Facebook has made two VERY significant plays this week. It seems ever since their failed acquisition of Twitter, they have made aggressive attempts to de-thrown the current micro-blogging king. Will Facebook's recent moves be enough to do the trick? Probably not. But they're certainly taking a big step in the right direction.
Acquisition of Friendfeed
First and foremost, this was clearly a talent move. With this acquisition (at an estimated price of $50 million), Facebook gets FriendFeed's 11 engineers and its ex-Google cofounders Bret Taylor and Paul Buchheit, who helped build products like GMail, Google Maps, and supposedly coined the Google corporate motto of "don't be evil."
So, what else does it mean. Honestly, not much except that Facebook is solidifying its place as the New York Yankees of social web engineering talent.
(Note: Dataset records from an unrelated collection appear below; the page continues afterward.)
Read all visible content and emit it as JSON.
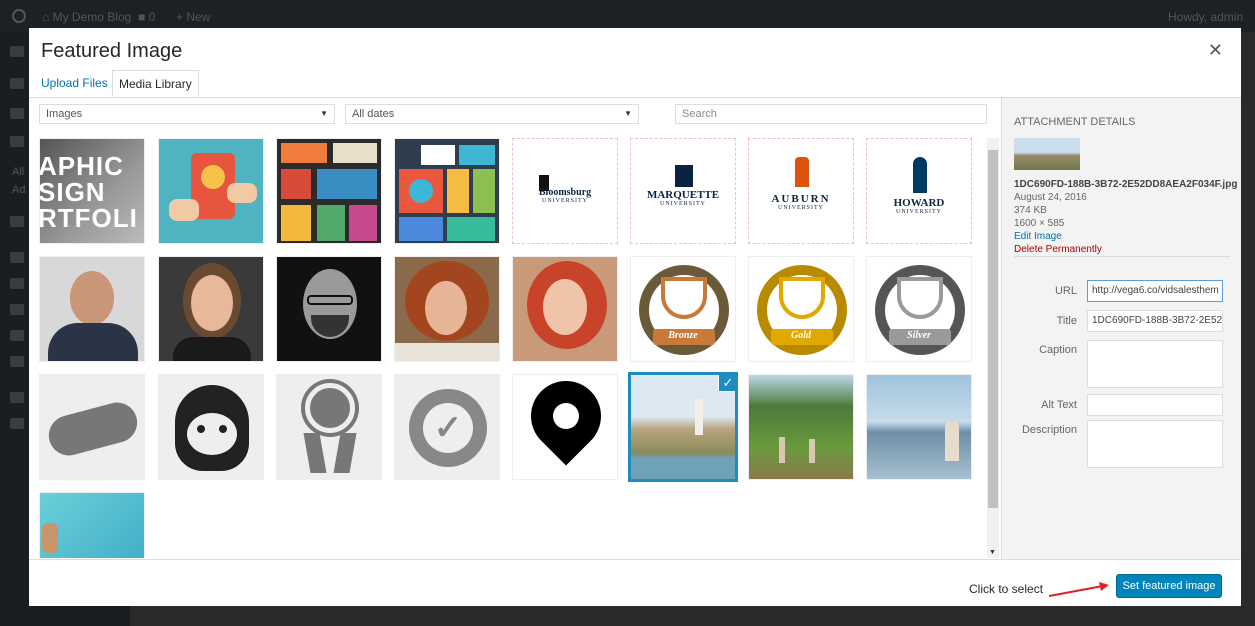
{
  "admin_bar": {
    "site_name": "My Demo Blog",
    "comments_count": "0",
    "new_label": "New",
    "howdy": "Howdy, admin"
  },
  "sidebar": {
    "items": [
      "All",
      "Ad"
    ]
  },
  "modal": {
    "title": "Featured Image",
    "close_icon": "close-icon",
    "tabs": [
      {
        "label": "Upload Files"
      },
      {
        "label": "Media Library"
      }
    ],
    "filters": {
      "type": "Images",
      "date": "All dates",
      "search_placeholder": "Search"
    },
    "thumbnails": [
      {
        "kind": "graphic-design-portfolio",
        "lines": [
          "APHIC",
          "SIGN",
          "RTFOLI"
        ]
      },
      {
        "kind": "tablet-gears-illustration"
      },
      {
        "kind": "retro-icons-grid"
      },
      {
        "kind": "flat-office-icons"
      },
      {
        "kind": "university-logo",
        "line1": "Bloomsburg",
        "line2": "UNIVERSITY"
      },
      {
        "kind": "university-logo",
        "line1": "MARQUETTE",
        "line2": "UNIVERSITY"
      },
      {
        "kind": "university-logo",
        "line1": "AUBURN",
        "line2": "UNIVERSITY"
      },
      {
        "kind": "university-logo",
        "line1": "HOWARD",
        "line2": "UNIVERSITY"
      },
      {
        "kind": "portrait-man-suit"
      },
      {
        "kind": "portrait-woman-smiling"
      },
      {
        "kind": "portrait-man-glasses"
      },
      {
        "kind": "portrait-woman-curly"
      },
      {
        "kind": "portrait-woman-redhair"
      },
      {
        "kind": "trophy-badge",
        "label": "Bronze",
        "color": "#c97a3a"
      },
      {
        "kind": "trophy-badge",
        "label": "Gold",
        "color": "#e0a800"
      },
      {
        "kind": "trophy-badge",
        "label": "Silver",
        "color": "#9a9a9a"
      },
      {
        "kind": "handshake-icon"
      },
      {
        "kind": "support-agent-icon"
      },
      {
        "kind": "award-ribbon-icon"
      },
      {
        "kind": "check-badge-icon"
      },
      {
        "kind": "map-pin-icon"
      },
      {
        "kind": "yoga-pool-photo",
        "selected": true
      },
      {
        "kind": "yoga-group-photo"
      },
      {
        "kind": "yoga-lake-photo"
      },
      {
        "kind": "water-photo"
      }
    ],
    "details": {
      "heading": "Attachment Details",
      "filename": "1DC690FD-188B-3B72-2E52DD8AEA2F034F.jpg",
      "date": "August 24, 2016",
      "size": "374 KB",
      "dimensions": "1600 × 585",
      "edit_link": "Edit Image",
      "delete_link": "Delete Permanently",
      "fields": {
        "url_label": "URL",
        "url_value": "http://vega6.co/vidsalesthem",
        "title_label": "Title",
        "title_value": "1DC690FD-188B-3B72-2E52D",
        "caption_label": "Caption",
        "alt_label": "Alt Text",
        "description_label": "Description"
      }
    },
    "toolbar": {
      "hint": "Click to select",
      "button": "Set featured image"
    }
  }
}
Facebook's Improved Search Function
Now this is the good stuff. One advantage Twitter has had over Facebook is the ability to search the online chatter in real time for a specific phrase. If you're Heinz ketchup, you can search ketchup in twitter, find your market, and begin engaging them whether or not you followed each other. With Facebook's new real time search function, we can search updates, photos, notes, images, videos and links. To coincide with the new open search, Facebook has made changes that will allow users opt into publicly listed updates in anticipation of people searching for what they're saying.
Why is this so exciting? Because now business are tapped into the Facebook conversation just as they are with Twitter. On top of that, brands will be forced to interact using a personal profile and not some faceless, nameless brand-labeled account. This will facilitate the personalization of micro-blogging interaction that is so important, yet often overlooked.